El banquete de la noche se celebró en la mansión de la familia García.
Fue una reunión mucho más íntima, pensada para los amigos de toda la vida y los ancianos más respetados que preferían evitar el bullicio de los grandes salones.
Don Guillermo Zavala asistió personalmente, acompañado de su nieto Camilo.
Alejandro no hizo acto de presencia durante la velada. Solo al final de la noche envió a su chofer para que recogiera a su abuelo y a su hermano menor.
Los invitados se marcharon ya muy tarde.
El personal de servicio comenzó a limpiar la inmensa casa. Horacio García, que se había pasado un poco de copas, fue el primero en irse a dormir.
Elena de García, la señora de la casa, ordenó que hicieran una limpieza rápida y que se fueran a descansar; al día siguiente se encargarían de recoger todo a fondo.

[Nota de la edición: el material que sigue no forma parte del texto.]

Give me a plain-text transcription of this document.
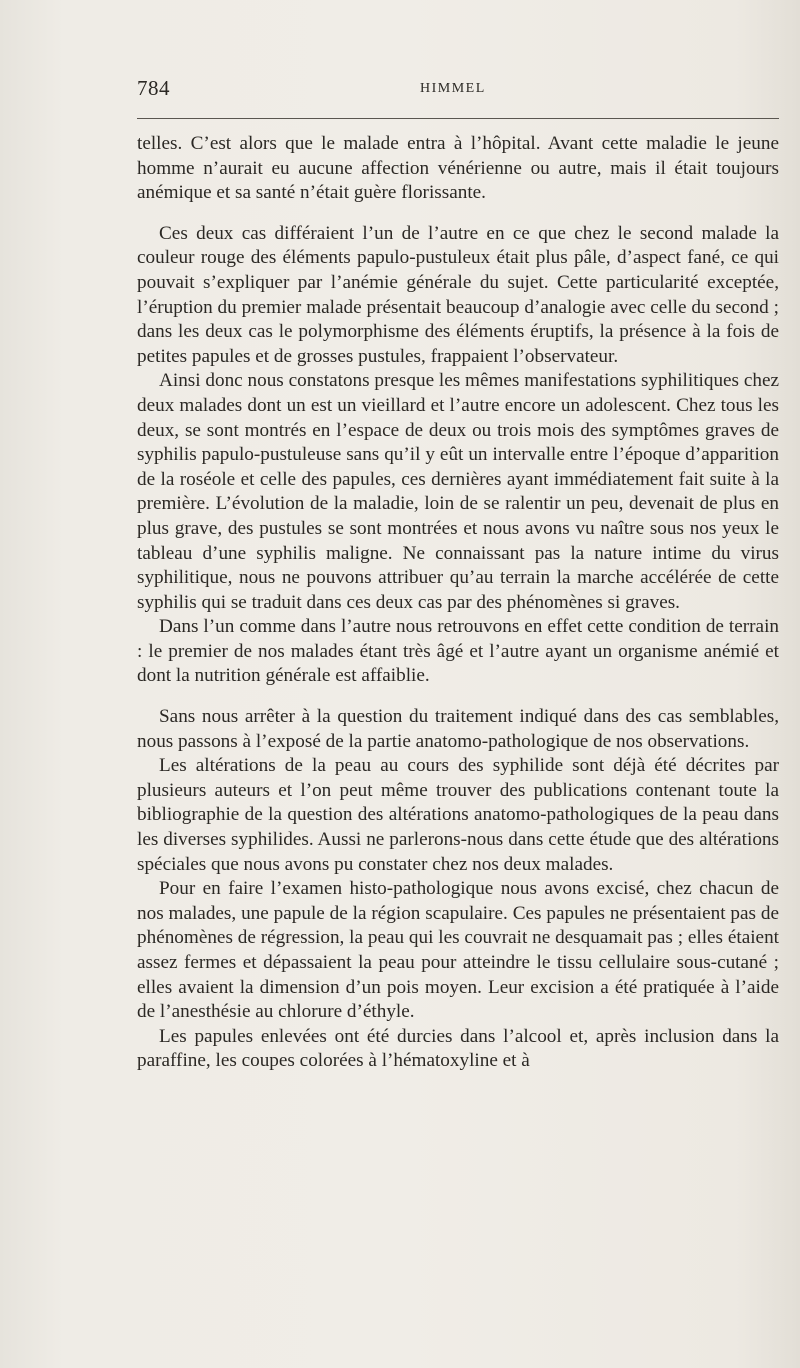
784	HIMMEL

telles. C’est alors que le malade entra à l’hôpital. Avant cette maladie le jeune homme n’aurait eu aucune affection vénérienne ou autre, mais il était toujours anémique et sa santé n’était guère florissante.

Ces deux cas différaient l’un de l’autre en ce que chez le second malade la couleur rouge des éléments papulo-pustuleux était plus pâle, d’aspect fané, ce qui pouvait s’expliquer par l’anémie générale du sujet. Cette particularité exceptée, l’éruption du premier malade présentait beaucoup d’analogie avec celle du second ; dans les deux cas le polymorphisme des éléments éruptifs, la présence à la fois de petites papules et de grosses pustules, frappaient l’observateur.

Ainsi donc nous constatons presque les mêmes manifestations syphilitiques chez deux malades dont un est un vieillard et l’autre encore un adolescent. Chez tous les deux, se sont montrés en l’espace de deux ou trois mois des symptômes graves de syphilis papulo-pustuleuse sans qu’il y eût un intervalle entre l’époque d’apparition de la roséole et celle des papules, ces dernières ayant immédiatement fait suite à la première. L’évolution de la maladie, loin de se ralentir un peu, devenait de plus en plus grave, des pustules se sont montrées et nous avons vu naître sous nos yeux le tableau d’une syphilis maligne. Ne connaissant pas la nature intime du virus syphilitique, nous ne pouvons attribuer qu’au terrain la marche accélérée de cette syphilis qui se traduit dans ces deux cas par des phénomènes si graves.

Dans l’un comme dans l’autre nous retrouvons en effet cette condition de terrain : le premier de nos malades étant très âgé et l’autre ayant un organisme anémié et dont la nutrition générale est affaiblie.

Sans nous arrêter à la question du traitement indiqué dans des cas semblables, nous passons à l’exposé de la partie anatomo-pathologique de nos observations.

Les altérations de la peau au cours des syphilide sont déjà été décrites par plusieurs auteurs et l’on peut même trouver des publications contenant toute la bibliographie de la question des altérations anatomo-pathologiques de la peau dans les diverses syphilides. Aussi ne parlerons-nous dans cette étude que des altérations spéciales que nous avons pu constater chez nos deux malades.

Pour en faire l’examen histo-pathologique nous avons excisé, chez chacun de nos malades, une papule de la région scapulaire. Ces papules ne présentaient pas de phénomènes de régression, la peau qui les couvrait ne desquamait pas ; elles étaient assez fermes et dépassaient la peau pour atteindre le tissu cellulaire sous-cutané ; elles avaient la dimension d’un pois moyen. Leur excision a été pratiquée à l’aide de l’anesthésie au chlorure d’éthyle.

Les papules enlevées ont été durcies dans l’alcool et, après inclusion dans la paraffine, les coupes colorées à l’hématoxyline et à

Los recién casados se fueron a su nuevo hogar. Lucía, agotada por la intensidad del día, subió a su habitación, se desmaquilló y tomó un baño caliente. Justo cuando estaba a punto de caer rendida en la cama...
Su teléfono sonó. Era su tío, Zacarías Vargas, invitándola a jugar a las cartas.
Algunos amigos de Zacarías que habían venido de fuera para la boda estaban hospedados en el Gran Hotel Zavala.
Lucía miró la pantalla del celular. Su primer instinto fue rechazar la invitación, pero recordó que su tío nunca le había dado la espalda. En su vida pasada, cuando la familia García quebró, Zacarías intentó llevársela lejos para protegerla. Fue su propia terquedad de quedarse lo que la llevó a perder su última esperanza de sobrevivir.
Con ese pensamiento, caminó hacia su vestidor. Se puso una sudadera holgada y cómoda, un pantalón suelto, se colocó un cubrebocas y, con el cabello aún a medio secar, salió de casa.
El Mayordomo Pinos ya estaba descansando, así que para no despertar a sus padres con el ruido del motor, Lucía prefirió pedir un taxi que la llevó directo al hotel.
Al entrar al ascensor, escuchó a una recamarera platicando con una camarera.
—¿Quién sabe quién fue el que reportó de forma anónima a Maribel Quintana? Lo único seguro es que el mismísimo señor Zavala tuvo que intervenir para protegerla.
—El gerente de por sí no soporta a Maribel. Como le tiene envidia por lo bonita que es, siempre le hace la vida imposible. Cuando le llegó la queja del cliente, le brillaron los ojos. Quería despedirla ese mismo día, ¡pero jamás se imaginó que su guardaespaldas iba a ser nada menos que el presidente de la compañía!
La camarera se tapó la boca para ahogar una risilla.
—¡Qué locura! ¡A ver si el gerente se atreve a seguir tratando mal a la gente!
Lucía mantuvo una mirada impasible y, al llegar a su piso, salió del ascensor sin hacer ruido.
Al entrar a la suite privada donde su tío jugaba a las cartas, el humo de los puros se mezclaba con el aroma del té.
Al verla, Zacarías levantó una mano.
—¡Ahí estás! Siéntate por aquí.
Uno de los hombres, de la edad de su padre, le sonrió amablemente.
—Señorita Lucía, cada día está más hermosa. Tiene un porte espectacular.